I mentioned my stones earlier, but... as someone who only started sharpening recently:
1. Hit YouTube and watch some videos there. There are a bunch of good ones. Just remember that nobody is "right." There are a ton of different ways to skin this cat. Which is a strange analogy, and now an unneeded digression. Watch a few different ones - Jon Broida is good and an active member of this community, other good ones are Korin, Sharp, Carter, Kramer, etc. All of them have forgotten more about sharpening than you'll probably ever learn.
2. For added confidence, go ahead and test out your new, inexistant skills on something not all that important to you. I'll mention this again below: except in crazy rare cases, it's almost impossible to do permanent, irreversible harm to your knives, but you also probably don't want to start off on a 500 dollar blade - the fear factor alone will probably stunt your learning. I had a few 17 year old mid-quality knives around, the chef's was in good shape as it goes, but a utulity and paring were pretty rough. I also spent 3 euros at the extreme discount store down the street from me on an piece of stamped absolute garbage. I did the paring, the utility (both of which had chips and other deformations) first, dulled the 3 euro special on a rock and did that one. Results were... eh?
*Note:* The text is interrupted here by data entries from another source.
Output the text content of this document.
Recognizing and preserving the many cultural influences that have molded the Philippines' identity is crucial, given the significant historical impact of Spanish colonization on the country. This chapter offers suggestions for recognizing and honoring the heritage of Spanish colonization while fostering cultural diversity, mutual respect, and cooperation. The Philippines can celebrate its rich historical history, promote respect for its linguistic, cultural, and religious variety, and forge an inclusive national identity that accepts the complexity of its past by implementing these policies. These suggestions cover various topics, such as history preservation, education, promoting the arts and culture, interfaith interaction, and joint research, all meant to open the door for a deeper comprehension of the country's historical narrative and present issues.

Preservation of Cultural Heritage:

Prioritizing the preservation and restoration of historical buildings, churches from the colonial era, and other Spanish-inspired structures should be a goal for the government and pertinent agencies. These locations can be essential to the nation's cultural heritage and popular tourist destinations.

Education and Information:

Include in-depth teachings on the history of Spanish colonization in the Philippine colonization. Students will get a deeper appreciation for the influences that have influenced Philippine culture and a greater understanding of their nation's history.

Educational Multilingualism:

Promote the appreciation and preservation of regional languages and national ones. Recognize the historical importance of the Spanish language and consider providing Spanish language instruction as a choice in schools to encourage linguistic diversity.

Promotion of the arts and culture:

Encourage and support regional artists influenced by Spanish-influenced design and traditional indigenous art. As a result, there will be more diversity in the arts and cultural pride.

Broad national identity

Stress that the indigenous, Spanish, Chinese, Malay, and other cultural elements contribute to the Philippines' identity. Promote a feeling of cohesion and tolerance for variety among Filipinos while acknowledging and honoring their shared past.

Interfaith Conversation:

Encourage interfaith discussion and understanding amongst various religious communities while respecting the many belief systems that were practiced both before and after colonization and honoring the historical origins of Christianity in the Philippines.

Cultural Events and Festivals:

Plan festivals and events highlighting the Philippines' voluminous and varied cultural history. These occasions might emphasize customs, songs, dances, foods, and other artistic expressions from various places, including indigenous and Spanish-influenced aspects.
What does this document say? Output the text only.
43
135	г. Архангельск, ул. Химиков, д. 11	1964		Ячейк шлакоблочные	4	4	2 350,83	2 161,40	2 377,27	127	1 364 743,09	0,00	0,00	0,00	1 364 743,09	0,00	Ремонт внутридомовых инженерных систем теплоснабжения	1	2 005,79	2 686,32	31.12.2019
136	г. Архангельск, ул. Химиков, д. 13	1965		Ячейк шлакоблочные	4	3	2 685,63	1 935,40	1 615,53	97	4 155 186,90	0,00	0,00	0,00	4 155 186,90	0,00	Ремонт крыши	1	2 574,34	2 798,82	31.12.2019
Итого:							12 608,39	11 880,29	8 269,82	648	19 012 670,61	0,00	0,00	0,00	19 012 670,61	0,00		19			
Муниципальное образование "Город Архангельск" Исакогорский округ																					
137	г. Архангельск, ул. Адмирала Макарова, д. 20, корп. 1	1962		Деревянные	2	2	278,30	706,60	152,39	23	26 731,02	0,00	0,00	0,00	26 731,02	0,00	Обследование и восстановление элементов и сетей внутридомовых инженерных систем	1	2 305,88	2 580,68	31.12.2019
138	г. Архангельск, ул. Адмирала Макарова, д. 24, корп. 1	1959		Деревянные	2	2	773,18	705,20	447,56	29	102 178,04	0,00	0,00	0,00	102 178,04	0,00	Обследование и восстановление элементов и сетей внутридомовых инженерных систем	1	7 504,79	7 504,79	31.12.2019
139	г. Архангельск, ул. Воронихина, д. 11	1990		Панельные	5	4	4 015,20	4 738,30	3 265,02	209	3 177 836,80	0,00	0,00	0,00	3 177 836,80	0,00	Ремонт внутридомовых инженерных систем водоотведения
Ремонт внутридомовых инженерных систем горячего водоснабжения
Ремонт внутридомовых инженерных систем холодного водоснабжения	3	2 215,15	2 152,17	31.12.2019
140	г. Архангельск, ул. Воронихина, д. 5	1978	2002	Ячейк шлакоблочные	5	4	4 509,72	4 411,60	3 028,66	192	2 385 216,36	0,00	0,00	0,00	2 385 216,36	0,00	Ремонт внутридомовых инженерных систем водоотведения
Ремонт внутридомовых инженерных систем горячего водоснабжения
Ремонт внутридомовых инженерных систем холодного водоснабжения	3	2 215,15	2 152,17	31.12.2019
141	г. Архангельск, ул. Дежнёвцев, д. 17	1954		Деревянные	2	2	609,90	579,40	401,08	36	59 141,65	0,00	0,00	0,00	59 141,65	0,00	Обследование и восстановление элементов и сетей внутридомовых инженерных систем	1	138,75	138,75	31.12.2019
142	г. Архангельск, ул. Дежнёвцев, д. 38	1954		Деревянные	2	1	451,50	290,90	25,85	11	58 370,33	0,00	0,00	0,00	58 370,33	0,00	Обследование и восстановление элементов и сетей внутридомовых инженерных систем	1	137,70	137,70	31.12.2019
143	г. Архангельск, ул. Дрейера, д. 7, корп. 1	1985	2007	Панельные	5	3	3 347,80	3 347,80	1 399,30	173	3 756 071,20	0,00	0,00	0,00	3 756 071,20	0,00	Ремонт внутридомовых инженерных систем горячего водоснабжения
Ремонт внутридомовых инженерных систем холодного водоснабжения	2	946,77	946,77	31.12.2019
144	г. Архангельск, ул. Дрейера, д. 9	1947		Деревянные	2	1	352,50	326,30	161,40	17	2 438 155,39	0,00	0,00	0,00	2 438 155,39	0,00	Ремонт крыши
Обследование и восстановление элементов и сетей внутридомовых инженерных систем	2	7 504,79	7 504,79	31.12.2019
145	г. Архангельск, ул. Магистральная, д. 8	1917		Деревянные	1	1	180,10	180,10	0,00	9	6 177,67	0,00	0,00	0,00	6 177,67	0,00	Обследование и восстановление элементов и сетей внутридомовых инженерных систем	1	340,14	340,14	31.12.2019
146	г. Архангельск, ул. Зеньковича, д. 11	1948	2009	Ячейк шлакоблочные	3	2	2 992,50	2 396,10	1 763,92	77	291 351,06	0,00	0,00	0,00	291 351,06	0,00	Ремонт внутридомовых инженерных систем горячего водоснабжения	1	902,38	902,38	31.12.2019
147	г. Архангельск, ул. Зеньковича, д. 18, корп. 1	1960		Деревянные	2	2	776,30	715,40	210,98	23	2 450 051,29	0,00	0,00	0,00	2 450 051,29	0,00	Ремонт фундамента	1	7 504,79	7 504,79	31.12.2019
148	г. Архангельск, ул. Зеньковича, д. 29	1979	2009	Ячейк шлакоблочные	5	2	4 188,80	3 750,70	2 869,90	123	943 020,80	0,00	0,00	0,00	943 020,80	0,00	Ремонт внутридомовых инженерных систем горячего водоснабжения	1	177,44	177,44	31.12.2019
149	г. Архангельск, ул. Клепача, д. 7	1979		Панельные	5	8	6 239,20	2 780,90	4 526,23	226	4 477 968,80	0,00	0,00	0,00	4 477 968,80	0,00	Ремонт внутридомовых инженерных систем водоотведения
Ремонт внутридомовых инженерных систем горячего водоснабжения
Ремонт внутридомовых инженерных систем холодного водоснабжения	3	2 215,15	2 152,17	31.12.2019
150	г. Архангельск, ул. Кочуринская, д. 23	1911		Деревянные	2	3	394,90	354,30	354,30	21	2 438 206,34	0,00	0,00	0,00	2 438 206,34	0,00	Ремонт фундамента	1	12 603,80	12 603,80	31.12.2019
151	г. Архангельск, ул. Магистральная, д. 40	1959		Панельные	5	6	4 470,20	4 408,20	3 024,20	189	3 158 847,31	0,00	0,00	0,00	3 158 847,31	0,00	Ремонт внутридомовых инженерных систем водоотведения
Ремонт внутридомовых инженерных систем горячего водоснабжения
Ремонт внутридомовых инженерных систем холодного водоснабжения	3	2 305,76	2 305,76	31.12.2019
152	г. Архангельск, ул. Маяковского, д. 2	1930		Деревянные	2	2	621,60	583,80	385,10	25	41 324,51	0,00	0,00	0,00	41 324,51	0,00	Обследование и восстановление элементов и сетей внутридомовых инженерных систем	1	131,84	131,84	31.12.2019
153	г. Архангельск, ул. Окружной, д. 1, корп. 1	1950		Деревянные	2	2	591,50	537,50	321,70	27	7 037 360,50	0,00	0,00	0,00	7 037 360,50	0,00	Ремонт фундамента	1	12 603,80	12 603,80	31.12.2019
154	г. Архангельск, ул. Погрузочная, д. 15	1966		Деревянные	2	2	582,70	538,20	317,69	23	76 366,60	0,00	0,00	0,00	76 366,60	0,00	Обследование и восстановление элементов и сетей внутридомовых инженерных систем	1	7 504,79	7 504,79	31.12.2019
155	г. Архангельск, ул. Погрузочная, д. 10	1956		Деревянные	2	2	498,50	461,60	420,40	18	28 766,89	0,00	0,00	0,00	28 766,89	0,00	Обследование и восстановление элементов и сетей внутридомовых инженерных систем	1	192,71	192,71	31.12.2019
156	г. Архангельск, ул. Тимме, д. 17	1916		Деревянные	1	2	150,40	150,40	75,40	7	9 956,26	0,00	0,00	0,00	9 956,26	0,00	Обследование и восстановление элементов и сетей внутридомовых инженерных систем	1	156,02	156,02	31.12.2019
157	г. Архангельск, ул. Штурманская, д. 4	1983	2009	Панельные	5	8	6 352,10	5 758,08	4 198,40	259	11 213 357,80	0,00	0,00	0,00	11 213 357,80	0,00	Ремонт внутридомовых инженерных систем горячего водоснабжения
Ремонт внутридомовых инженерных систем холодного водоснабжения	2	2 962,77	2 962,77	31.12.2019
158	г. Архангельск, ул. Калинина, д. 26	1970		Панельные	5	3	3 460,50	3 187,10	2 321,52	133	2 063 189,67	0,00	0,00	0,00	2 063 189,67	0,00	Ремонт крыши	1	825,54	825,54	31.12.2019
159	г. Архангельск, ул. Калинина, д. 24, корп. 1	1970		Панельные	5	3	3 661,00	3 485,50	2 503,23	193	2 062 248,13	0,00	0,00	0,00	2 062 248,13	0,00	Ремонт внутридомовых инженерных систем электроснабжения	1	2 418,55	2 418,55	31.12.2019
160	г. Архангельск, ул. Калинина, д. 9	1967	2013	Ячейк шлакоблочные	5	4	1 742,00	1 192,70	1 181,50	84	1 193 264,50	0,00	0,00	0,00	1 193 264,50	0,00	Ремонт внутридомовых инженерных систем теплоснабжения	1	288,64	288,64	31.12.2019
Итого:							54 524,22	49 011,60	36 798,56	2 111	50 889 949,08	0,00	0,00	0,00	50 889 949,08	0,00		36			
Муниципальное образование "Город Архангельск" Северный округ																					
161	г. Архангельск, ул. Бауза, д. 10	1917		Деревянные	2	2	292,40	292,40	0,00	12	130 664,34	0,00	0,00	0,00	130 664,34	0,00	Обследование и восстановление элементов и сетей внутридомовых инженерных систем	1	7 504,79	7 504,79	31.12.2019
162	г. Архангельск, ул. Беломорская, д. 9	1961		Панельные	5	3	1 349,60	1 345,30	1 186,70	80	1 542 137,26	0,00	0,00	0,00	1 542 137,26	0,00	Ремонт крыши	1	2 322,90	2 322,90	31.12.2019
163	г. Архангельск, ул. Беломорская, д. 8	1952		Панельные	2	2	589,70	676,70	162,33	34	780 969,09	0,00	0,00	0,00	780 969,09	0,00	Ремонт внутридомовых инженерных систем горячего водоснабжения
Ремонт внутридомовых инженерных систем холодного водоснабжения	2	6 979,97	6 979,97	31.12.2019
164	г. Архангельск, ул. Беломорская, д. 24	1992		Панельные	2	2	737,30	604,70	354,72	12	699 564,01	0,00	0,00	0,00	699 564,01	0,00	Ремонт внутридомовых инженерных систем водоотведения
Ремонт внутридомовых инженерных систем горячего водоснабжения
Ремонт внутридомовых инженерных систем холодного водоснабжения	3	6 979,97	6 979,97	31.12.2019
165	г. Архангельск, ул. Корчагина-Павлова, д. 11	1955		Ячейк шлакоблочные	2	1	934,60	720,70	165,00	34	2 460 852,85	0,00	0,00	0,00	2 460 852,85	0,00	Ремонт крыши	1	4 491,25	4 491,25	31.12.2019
But it gave me the confidence to attack my acceptable-conditioned chef's and bring it back to better than new. Yeah, they are all scuffed up thanks to horrible technique, but I learned what works for me and what doesn't, really. And I now have a 17 year old, soft steel Mundial chef's knife that shaves hair, slices paper and horizontally push-cuts micro-thin wafers of tomato, just like a real YouTube star.
3. Once you are there, go ahead and take a whack at something lovely. I have a beautiful Moritaki AS Nakiri. I love the form, I haven't had any issue with the Ku finish, the knife and I were made for one another. It was very sharp out of the box, but the edge was significantly dulled after just two hour-long prep sessions. It went from "show off video to a friend" sharp to "can't cleanly slice a tomato." I used my still-learning skills on the 3k (I didn't have the 6k yet) to refine the edge a bit, stropped it, and it was back to razor sharp. I didn't damage the finish, and felt pretty confident. I also didn't significantly change the stock edge. Well, a bit later, after several more hard core prep sessions, it was feeling again a bit dull - not bad per se, but no badass razor either. Basically, I questioned the OOB edge geometry. I examined it as closely as I could, and came up with my plan of action. 10 minutes later, after a new edge, deburr and polish on the 1k, then a lengthy polish on the 6k, then stropping with very fine compound, and it's effortlessly shaving hair and what not. I'm still learning, and it's an amazing feeling to make incremental progress on beautiful tools, making them fit your needs. As I mentioned above, it's almost impossible that you outright destroy your knife doing this. You might wear it a bit more, you might have to sharpen it twice or three times if you make a mistake, but you won't ruin it unless you TRY to ruin it.
That's my two cents, and they may well not be worth even that much.